I am back at that place where I feel I am doing a pitiful job in all arenas, failing as a mother, a writer, and a regular old person, and the way my daughter refuses to be quiet and/or still for even one minute of the day aggravates me to no end because I keep thinking that if only I had one uninterrupted hour, oh the things I could do! So I am irked and short-tempered, which makes me feel…

GUILTY
I don’t read to Simone enough. She recently went over a week without a bath before I remembered (I am embarrassed just typing that). The other day when she was crying and I was ready to snap at her I caught myself thinking “Thank god I don’t have twins,” and then I burst into tears, because why don’t I just spit on Ames’ grave, while I’m at it? Except he doesn’t have a grave, and his ashes are currently IN MY BEDSIDE TABLE.

SAD
One year ago today I looked like this. I had babies—plural. A week ago last Sunday marked one year since we found out we were having a boy and a girl. I remember that day so clearly, how soaringly happy I was. The babies felt real to me, and I was starting to believe they might be coming safely home in the spring. In a way, that was the high point, the peak of the rollercoaster, and I can see myself there paused for a moment, hand on my belly, before events began their descent. Within the week I was diagnosed with an infection, and I wonder now, was that THE infection? Is that when it started? It is certainly when smaller things began to go wrong: more pain, more nausea, gestational diabetes, and a rising tide of anxiety and panic. I have reached the part of the year where every day I feel something akin to the memory of a dream.

WISTFUL
What if?

GRATEFUL
Sometimes I still sit and stare at Simone while she sleeps. Asleep she is small and milky smelling, and when she is awake she is like a sudden gust of squeals and smiles and drool.
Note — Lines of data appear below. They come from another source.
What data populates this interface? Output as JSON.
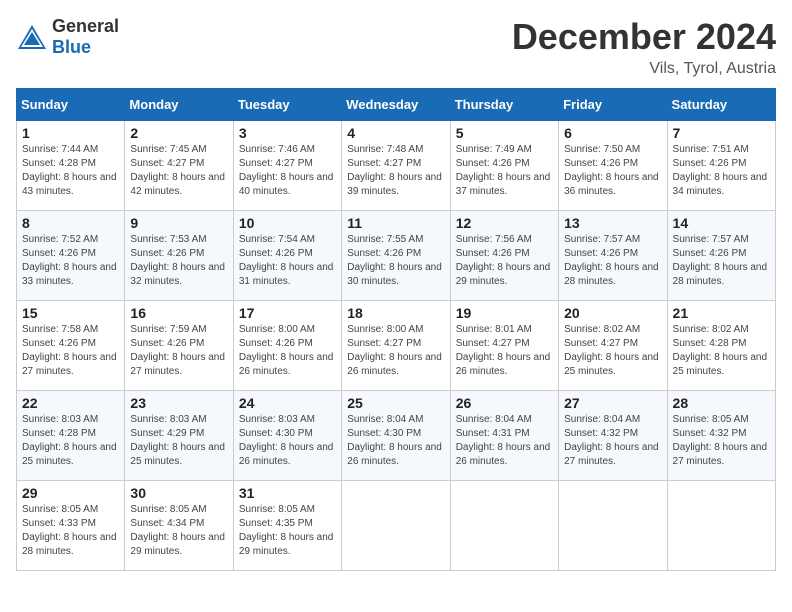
{
  "logo": {
    "text1": "General",
    "text2": "Blue"
  },
  "title": "December 2024",
  "location": "Vils, Tyrol, Austria",
  "days_of_week": [
    "Sunday",
    "Monday",
    "Tuesday",
    "Wednesday",
    "Thursday",
    "Friday",
    "Saturday"
  ],
  "weeks": [
    [
      {
        "day": "1",
        "sunrise": "7:44 AM",
        "sunset": "4:28 PM",
        "daylight": "8 hours and 43 minutes."
      },
      {
        "day": "2",
        "sunrise": "7:45 AM",
        "sunset": "4:27 PM",
        "daylight": "8 hours and 42 minutes."
      },
      {
        "day": "3",
        "sunrise": "7:46 AM",
        "sunset": "4:27 PM",
        "daylight": "8 hours and 40 minutes."
      },
      {
        "day": "4",
        "sunrise": "7:48 AM",
        "sunset": "4:27 PM",
        "daylight": "8 hours and 39 minutes."
      },
      {
        "day": "5",
        "sunrise": "7:49 AM",
        "sunset": "4:26 PM",
        "daylight": "8 hours and 37 minutes."
      },
      {
        "day": "6",
        "sunrise": "7:50 AM",
        "sunset": "4:26 PM",
        "daylight": "8 hours and 36 minutes."
      },
      {
        "day": "7",
        "sunrise": "7:51 AM",
        "sunset": "4:26 PM",
        "daylight": "8 hours and 34 minutes."
      }
    ],
    [
      {
        "day": "8",
        "sunrise": "7:52 AM",
        "sunset": "4:26 PM",
        "daylight": "8 hours and 33 minutes."
      },
      {
        "day": "9",
        "sunrise": "7:53 AM",
        "sunset": "4:26 PM",
        "daylight": "8 hours and 32 minutes."
      },
      {
        "day": "10",
        "sunrise": "7:54 AM",
        "sunset": "4:26 PM",
        "daylight": "8 hours and 31 minutes."
      },
      {
        "day": "11",
        "sunrise": "7:55 AM",
        "sunset": "4:26 PM",
        "daylight": "8 hours and 30 minutes."
      },
      {
        "day": "12",
        "sunrise": "7:56 AM",
        "sunset": "4:26 PM",
        "daylight": "8 hours and 29 minutes."
      },
      {
        "day": "13",
        "sunrise": "7:57 AM",
        "sunset": "4:26 PM",
        "daylight": "8 hours and 28 minutes."
      },
      {
        "day": "14",
        "sunrise": "7:57 AM",
        "sunset": "4:26 PM",
        "daylight": "8 hours and 28 minutes."
      }
    ],
    [
      {
        "day": "15",
        "sunrise": "7:58 AM",
        "sunset": "4:26 PM",
        "daylight": "8 hours and 27 minutes."
      },
      {
        "day": "16",
        "sunrise": "7:59 AM",
        "sunset": "4:26 PM",
        "daylight": "8 hours and 27 minutes."
      },
      {
        "day": "17",
        "sunrise": "8:00 AM",
        "sunset": "4:26 PM",
        "daylight": "8 hours and 26 minutes."
      },
      {
        "day": "18",
        "sunrise": "8:00 AM",
        "sunset": "4:27 PM",
        "daylight": "8 hours and 26 minutes."
      },
      {
        "day": "19",
        "sunrise": "8:01 AM",
        "sunset": "4:27 PM",
        "daylight": "8 hours and 26 minutes."
      },
      {
        "day": "20",
        "sunrise": "8:02 AM",
        "sunset": "4:27 PM",
        "daylight": "8 hours and 25 minutes."
      },
      {
        "day": "21",
        "sunrise": "8:02 AM",
        "sunset": "4:28 PM",
        "daylight": "8 hours and 25 minutes."
      }
    ],
    [
      {
        "day": "22",
        "sunrise": "8:03 AM",
        "sunset": "4:28 PM",
        "daylight": "8 hours and 25 minutes."
      },
      {
        "day": "23",
        "sunrise": "8:03 AM",
        "sunset": "4:29 PM",
        "daylight": "8 hours and 25 minutes."
      },
      {
        "day": "24",
        "sunrise": "8:03 AM",
        "sunset": "4:30 PM",
        "daylight": "8 hours and 26 minutes."
      },
      {
        "day": "25",
        "sunrise": "8:04 AM",
        "sunset": "4:30 PM",
        "daylight": "8 hours and 26 minutes."
      },
      {
        "day": "26",
        "sunrise": "8:04 AM",
        "sunset": "4:31 PM",
        "daylight": "8 hours and 26 minutes."
      },
      {
        "day": "27",
        "sunrise": "8:04 AM",
        "sunset": "4:32 PM",
        "daylight": "8 hours and 27 minutes."
      },
      {
        "day": "28",
        "sunrise": "8:05 AM",
        "sunset": "4:32 PM",
        "daylight": "8 hours and 27 minutes."
      }
    ],
    [
      {
        "day": "29",
        "sunrise": "8:05 AM",
        "sunset": "4:33 PM",
        "daylight": "8 hours and 28 minutes."
      },
      {
        "day": "30",
        "sunrise": "8:05 AM",
        "sunset": "4:34 PM",
        "daylight": "8 hours and 29 minutes."
      },
      {
        "day": "31",
        "sunrise": "8:05 AM",
        "sunset": "4:35 PM",
        "daylight": "8 hours and 29 minutes."
      },
      null,
      null,
      null,
      null
    ]
  ]
}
Even on our bad days, she makes everything better; even when she’s part of the problem, she’s the solution as well. Just today I had to put her whole hand in my mouth and nibble on it a little, to calm myself so that I wouldn’t be tempted to swallow her whole. I have A BABY, and when she sees me in the morning, her mouth drops open and her whole face lights up and she erupts into wriggles: MY GOD! she seems to say, IT’S YOU!!
And I think, MY GOD! HOW DID I GET SO LUCKY?